Roboskî Katliamı'nın 13. yıl dönümü: Artık kardeşçe yaşayalım

Roboskî Katliamı’nın 13’üncü yılında yapılan anmada katledilenler anılırken, mezar başında yapılan konuşmalarda Kürt sorununun barışçıl, demokratik çözümü ve birlikte mücadele çağrısı öne çıktı.

28 Aralık 2024 12:24
Son Güncellenme Tarihi: 28 Aralık 2024 17:58
Paylaş

Şırnak’ın Uludere ilçesine bağlı Roboskî köyünde 34 kişinin savaş uçakları tarafından bombalanarak katledilişlerinin 13’üncü yıl dönümü anması mezarlık ziyaretiyle başladı. Sabahın erken saatlerinde katliamda yaşamını yitirenlerin kabirlerinin olduğu mezarlığa gitti. Siyah elbiseleri ve ellerinde katledilen çocuklarının fotoğrafıyla mezarlığı ziyaret eden aileler mezar başında dualar okuyarak gözyaşı döktü.

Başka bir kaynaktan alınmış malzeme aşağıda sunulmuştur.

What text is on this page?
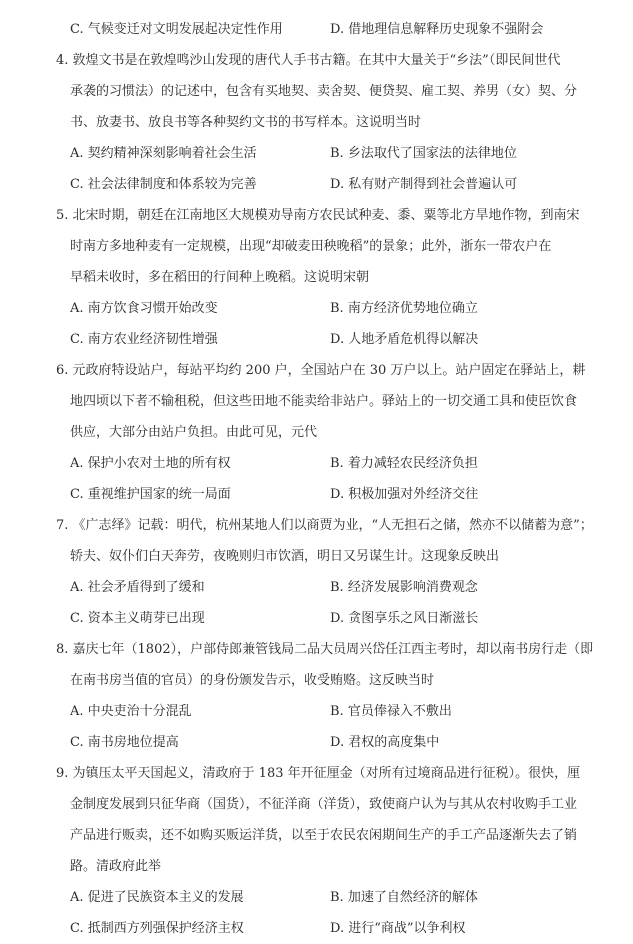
C. 气候变迁对文明发展起决定性作用	D. 借地理信息解释历史现象不强附会
4. 敦煌文书是在敦煌鸣沙山发现的唐代人手书古籍。在其中大量关于“乡法”（即民间世代
承袭的习惯法）的记述中，包含有买地契、卖舍契、便贷契、雇工契、养男（女）契、分
书、放妻书、放良书等各种契约文书的书写样本。这说明当时
A. 契约精神深刻影响着社会生活	B. 乡法取代了国家法的法律地位
C. 社会法律制度和体系较为完善	D. 私有财产制得到社会普遍认可
5. 北宋时期，朝廷在江南地区大规模劝导南方农民试种麦、黍、粟等北方旱地作物，到南宋
时南方多地种麦有一定规模，出现“却破麦田秧晚稻”的景象；此外，浙东一带农户在
早稻未收时，多在稻田的行间种上晚稻。这说明宋朝
A. 南方饮食习惯开始改变	B. 南方经济优势地位确立
C. 南方农业经济韧性增强	D. 人地矛盾危机得以解决
6. 元政府特设站户，每站平均约 200 户，全国站户在 30 万户以上。站户固定在驿站上，耕
地四顷以下者不输租税，但这些田地不能卖给非站户。驿站上的一切交通工具和使臣饮食
供应，大部分由站户负担。由此可见，元代
A. 保护小农对土地的所有权	B. 着力减轻农民经济负担
C. 重视维护国家的统一局面	D. 积极加强对外经济交往
7. 《广志绎》记载：明代，杭州某地人们以商贾为业，“人无担石之储，然亦不以储蓄为意”；
轿夫、奴仆们白天奔劳，夜晚则归市饮酒，明日又另谋生计。这现象反映出
A. 社会矛盾得到了缓和	B. 经济发展影响消费观念
C. 资本主义萌芽已出现	D. 贪图享乐之风日渐滋长
8. 嘉庆七年（1802），户部侍郎兼管钱局二品大员周兴岱任江西主考时，却以南书房行走（即
在南书房当值的官员）的身份颁发告示，收受贿赂。这反映当时
A. 中央吏治十分混乱	B. 官员俸禄入不敷出
C. 南书房地位提高	D. 君权的高度集中
9. 为镇压太平天国起义，清政府于 183 年开征厘金（对所有过境商品进行征税）。很快，厘
金制度发展到只征华商（国货），不征洋商（洋货），致使商户认为与其从农村收购手工业
产品进行贩卖，还不如购买贩运洋货，以至于农民农闲期间生产的手工产品逐渐失去了销
路。清政府此举
A. 促进了民族资本主义的发展	B. 加速了自然经济的解体
C. 抵制西方列强保护经济主权	D. 进行“商战”以争利权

Aileler ziyarete gelenlere lokum ve şeker dağıttı. Anmaya Demokratik Bölgeler Partisi (DBP) Eş Genel Başkanı Keskin Bayındır, Halkların Eşitlik ve Demokrasi Partisi (DEM Parti) Eş Genel Başkanı Tuncer Bakırhan, DEM Parti Milletvekilleri, belediye eş başkanları, il örgütleri yöneticileri, Emek Partisi Genel Başkanı Seyit Aslan, CHP’den Levent Gök, Emekçi Hareket Partisi (EHP) MYK üyesi Sanem Deniz Kural, Türkiye Barolar Birliği (TBB) Yönetim Kurulu Üyesi Ali Bayram, KESK Genel Sekreteri Sevgi Yılmaz, Diyarbakır Baro Başkanı Abdülkadir Güleç ve çok sayıda kurum temsilcisi katıldı.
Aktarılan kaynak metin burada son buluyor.